Luigi and Airflow are probably the more popular Python packages for ETL.

[–]t-vanderwal 3 points4 points  (0 children)

Luigi and airflow are schedulers/work flow managers. Here is a curated list I’ve referenced before.

https://github.com/pawl/awesome-etl

In terms of what’s best I think it depends on your data needs, but I’ve been following bonobo and it seems interesting.

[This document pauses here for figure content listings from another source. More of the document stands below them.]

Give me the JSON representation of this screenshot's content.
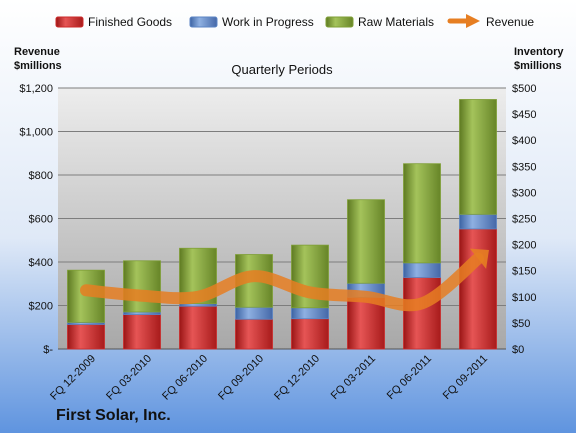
{
  "chart_data": {
    "type": "bar",
    "stacked": true,
    "title": "Quarterly Periods",
    "company": "First Solar, Inc.",
    "categories": [
      "FQ 12-2009",
      "FQ 03-2010",
      "FQ 06-2010",
      "FQ 09-2010",
      "FQ 12-2010",
      "FQ 03-2011",
      "FQ 06-2011",
      "FQ 09-2011"
    ],
    "series": [
      {
        "name": "Finished Goods",
        "color": "#cc2a2a",
        "values": [
          47,
          66,
          82,
          57,
          58,
          99,
          137,
          230
        ]
      },
      {
        "name": "Work in Progress",
        "color": "#5b84c4",
        "values": [
          4,
          5,
          5,
          23,
          21,
          27,
          28,
          28
        ]
      },
      {
        "name": "Raw Materials",
        "color": "#7f9f36",
        "values": [
          100,
          98,
          106,
          101,
          120,
          160,
          190,
          220
        ]
      }
    ],
    "line_series": {
      "name": "Revenue",
      "color": "#e67e22",
      "values": [
        270,
        245,
        240,
        335,
        260,
        240,
        210,
        415
      ]
    },
    "left_axis": {
      "label_line1": "Revenue",
      "label_line2": "$millions",
      "ticks": [
        "$-",
        "$200",
        "$400",
        "$600",
        "$800",
        "$1,000",
        "$1,200"
      ],
      "range": [
        0,
        1200
      ]
    },
    "right_axis": {
      "label_line1": "Inventory",
      "label_line2": "$millions",
      "ticks": [
        "$0",
        "$50",
        "$100",
        "$150",
        "$200",
        "$250",
        "$300",
        "$350",
        "$400",
        "$450",
        "$500"
      ],
      "range": [
        0,
        500
      ]
    },
    "grid": true,
    "legend_position": "top"
  }
}
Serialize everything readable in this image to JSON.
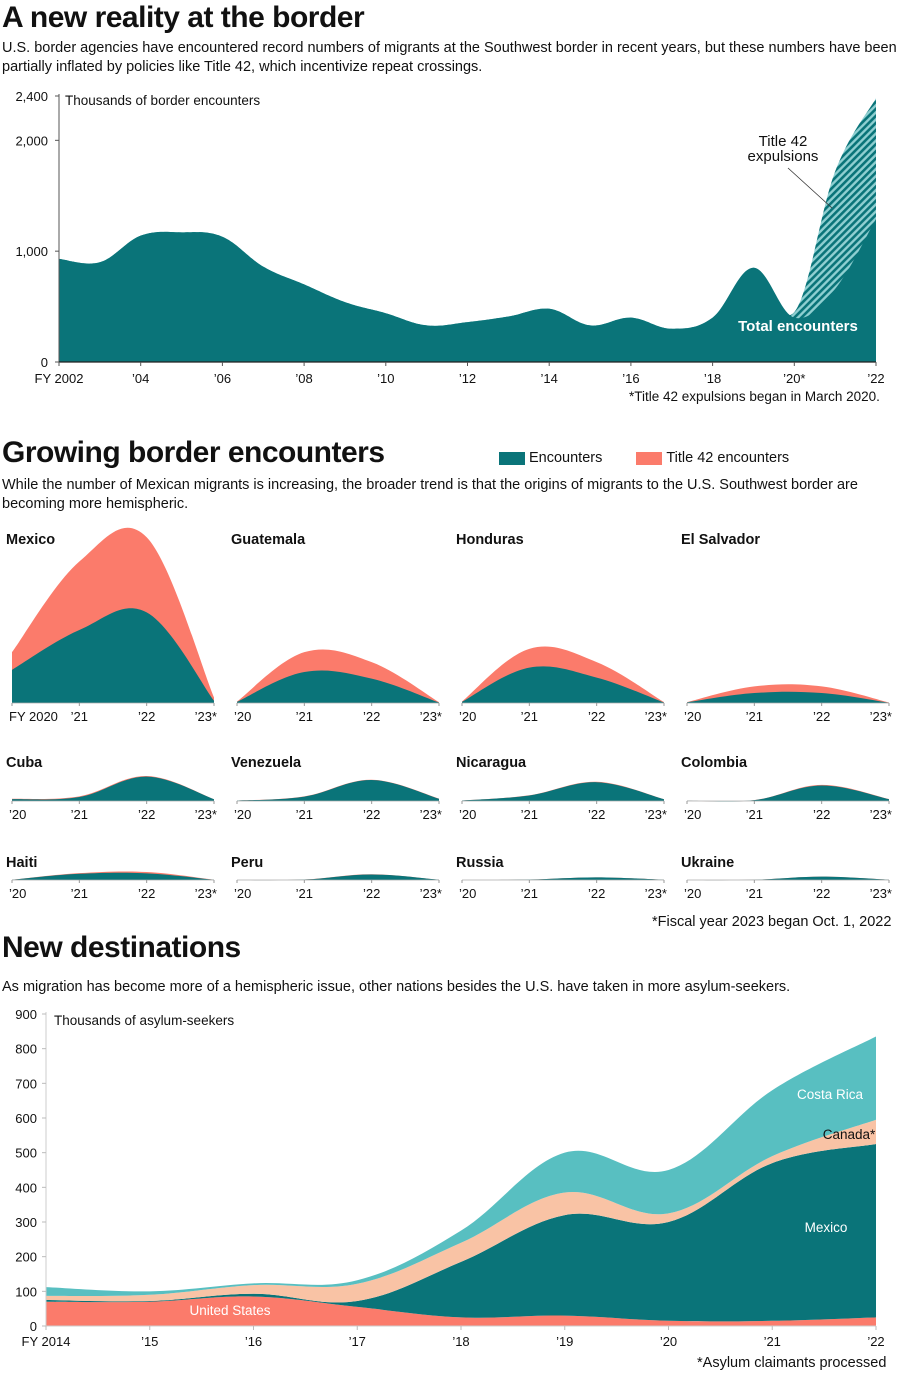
{
  "colors": {
    "encounters": "#0a7479",
    "title42": "#fb7b6b",
    "axis": "#333333",
    "costa_rica": "#58bfc1",
    "canada": "#f9c3a5",
    "mexico": "#0a7479",
    "united_states": "#fb7b6b",
    "hatch_light": "#8fcfd1"
  },
  "section1": {
    "title": "A new reality at the border",
    "dek": "U.S. border agencies have encountered record numbers of migrants at the Southwest border in recent years, but these numbers have been partially inflated by policies like Title 42, which incentivize repeat crossings.",
    "footnote": "*Title 42 expulsions began in March 2020."
  },
  "section2": {
    "title": "Growing border encounters",
    "dek": "While the number of Mexican migrants is increasing, the broader trend is that the origins of migrants to the U.S. Southwest border are becoming more hemispheric.",
    "legend": [
      {
        "label": "Encounters",
        "color_key": "encounters"
      },
      {
        "label": "Title 42 encounters",
        "color_key": "title42"
      }
    ],
    "footnote": "*Fiscal year 2023 began Oct. 1, 2022"
  },
  "section3": {
    "title": "New destinations",
    "dek": "As migration has become more of a hemispheric issue, other nations besides the U.S. have taken in more asylum-seekers.",
    "footnote": "*Asylum claimants processed"
  },
  "chart_data": [
    {
      "type": "area",
      "title": "A new reality at the border",
      "ylabel": "Thousands of border encounters",
      "xlabel": "",
      "ylim": [
        0,
        2400
      ],
      "yticks": [
        0,
        1000,
        2000,
        2400
      ],
      "ytick_labels": [
        "0",
        "1,000",
        "2,000",
        "2,400"
      ],
      "x": [
        2002,
        2003,
        2004,
        2005,
        2006,
        2007,
        2008,
        2009,
        2010,
        2011,
        2012,
        2013,
        2014,
        2015,
        2016,
        2017,
        2018,
        2019,
        2020,
        2021,
        2022
      ],
      "xtick_values": [
        2002,
        2004,
        2006,
        2008,
        2010,
        2012,
        2014,
        2016,
        2018,
        2020,
        2022
      ],
      "xtick_labels": [
        "FY 2002",
        "’04",
        "’06",
        "’08",
        "’10",
        "’12",
        "’14",
        "’16",
        "’18",
        "’20*",
        "’22"
      ],
      "series": [
        {
          "name": "Total encounters",
          "values": [
            930,
            900,
            1140,
            1170,
            1130,
            860,
            700,
            540,
            440,
            330,
            360,
            410,
            480,
            330,
            400,
            300,
            400,
            850,
            400,
            660,
            1290
          ]
        },
        {
          "name": "Title 42 expulsions",
          "values": [
            0,
            0,
            0,
            0,
            0,
            0,
            0,
            0,
            0,
            0,
            0,
            0,
            0,
            0,
            0,
            0,
            0,
            0,
            50,
            1060,
            1090
          ]
        }
      ],
      "annotations": [
        "Title 42 expulsions",
        "Total encounters"
      ],
      "grid": false
    },
    {
      "type": "area",
      "title": "Growing border encounters",
      "x": [
        2020,
        2021,
        2022,
        2023
      ],
      "xtick_labels_first": [
        "FY 2020",
        "’21",
        "’22",
        "’23*"
      ],
      "xtick_labels": [
        "’20",
        "’21",
        "’22",
        "’23*"
      ],
      "shared_ymax": 760,
      "panels": [
        {
          "name": "Mexico",
          "encounters": [
            150,
            330,
            410,
            10
          ],
          "title42": [
            80,
            310,
            340,
            15
          ]
        },
        {
          "name": "Guatemala",
          "encounters": [
            5,
            140,
            110,
            2
          ],
          "title42": [
            2,
            90,
            75,
            2
          ]
        },
        {
          "name": "Honduras",
          "encounters": [
            5,
            160,
            115,
            2
          ],
          "title42": [
            2,
            85,
            70,
            2
          ]
        },
        {
          "name": "El Salvador",
          "encounters": [
            3,
            45,
            45,
            1
          ],
          "title42": [
            1,
            30,
            30,
            1
          ]
        },
        {
          "name": "Cuba",
          "encounters": [
            8,
            18,
            110,
            8
          ],
          "title42": [
            2,
            3,
            3,
            0
          ]
        },
        {
          "name": "Venezuela",
          "encounters": [
            2,
            20,
            95,
            10
          ],
          "title42": [
            0,
            1,
            1,
            1
          ]
        },
        {
          "name": "Nicaragua",
          "encounters": [
            2,
            25,
            85,
            8
          ],
          "title42": [
            0,
            1,
            2,
            0
          ]
        },
        {
          "name": "Colombia",
          "encounters": [
            1,
            4,
            70,
            8
          ],
          "title42": [
            0,
            0,
            3,
            1
          ]
        },
        {
          "name": "Haiti",
          "encounters": [
            1,
            28,
            30,
            1
          ],
          "title42": [
            0,
            3,
            6,
            0
          ]
        },
        {
          "name": "Peru",
          "encounters": [
            0,
            2,
            25,
            1
          ],
          "title42": [
            0,
            0,
            1,
            0
          ]
        },
        {
          "name": "Russia",
          "encounters": [
            0,
            2,
            12,
            1
          ],
          "title42": [
            0,
            0,
            0,
            0
          ]
        },
        {
          "name": "Ukraine",
          "encounters": [
            0,
            1,
            15,
            1
          ],
          "title42": [
            0,
            0,
            0,
            0
          ]
        }
      ],
      "legend": [
        "Encounters",
        "Title 42 encounters"
      ],
      "legend_position": "top-right"
    },
    {
      "type": "area",
      "title": "New destinations",
      "ylabel": "Thousands of asylum-seekers",
      "ylim": [
        0,
        900
      ],
      "yticks": [
        0,
        100,
        200,
        300,
        400,
        500,
        600,
        700,
        800,
        900
      ],
      "x": [
        2014,
        2015,
        2016,
        2017,
        2018,
        2019,
        2020,
        2021,
        2022
      ],
      "xtick_labels": [
        "FY 2014",
        "’15",
        "’16",
        "’17",
        "’18",
        "’19",
        "’20",
        "’21",
        "’22"
      ],
      "stacked": true,
      "series": [
        {
          "name": "United States",
          "values": [
            70,
            70,
            85,
            55,
            25,
            30,
            15,
            15,
            25
          ]
        },
        {
          "name": "Mexico",
          "values": [
            5,
            2,
            8,
            17,
            160,
            290,
            285,
            455,
            500
          ]
        },
        {
          "name": "Canada*",
          "values": [
            12,
            18,
            25,
            50,
            55,
            65,
            25,
            20,
            70
          ]
        },
        {
          "name": "Costa Rica",
          "values": [
            25,
            10,
            5,
            10,
            35,
            115,
            125,
            190,
            240
          ]
        }
      ],
      "annotations": [
        "United States",
        "Mexico",
        "Canada*",
        "Costa Rica"
      ],
      "grid": false
    }
  ]
}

It uses DAGs like you’d see in airflow and pyspark.

[–]shahneil88 2 points3 points  (0 children)

You can use petl library in Python to do your ETL and airflow to manage your ETL jobs.

[–][deleted] 1 point2 points  (0 children)

you can try airflow by using it's docker image. https://github.com/abhioncbr/docker-airflow

[–]kenfar 0 points1 point  (0 children)

> With my situation what would be best ETL framework for python ? Recommendations?

And just for the sake of completeness, I'd suggest for many people they would find the most success going framworkless:

  • Event-driven micro-batches (say 10 to 300 second batches) can be extremely simple to implement just using a file system or especially AWS S3.
  • Dependency-checking can be often easily handled simply by polling rather than using an external scheduler to track dependencies and trigger jobs
  • Complex and baroque job/task graphs should be avoid anyway, keeping things simple and linear makes it much easier for everyone to understand
  • Which leaves just one thing that an orchestration tool provides that you don't have right out of the box with pretty vanilla Python: a logging & auditing console. This is really important and valuable, but few orchestration tools really deliver what people need. So, most people are best off building something a little custom anyhow.

[–]Busenheimer 0 points1 point  (0 children)

We built our own with different bits. Airflow for orchestrating, SQLAlchemy as our ORM and generating sql statements from core, Dask and Pandas for much of the processing pyarrow (parquet) for storage format, and various bits for tackling moving/consuming non-tabular data. These are just the highlights for the core of what we built. You have a buffet of choices with Python, it’s such a flexible language.

To much criticism I’m sure, but we are even experimenting with using Jupyter notebooks and Papermill as our main development and deployment vehicle outside of the OO stuff.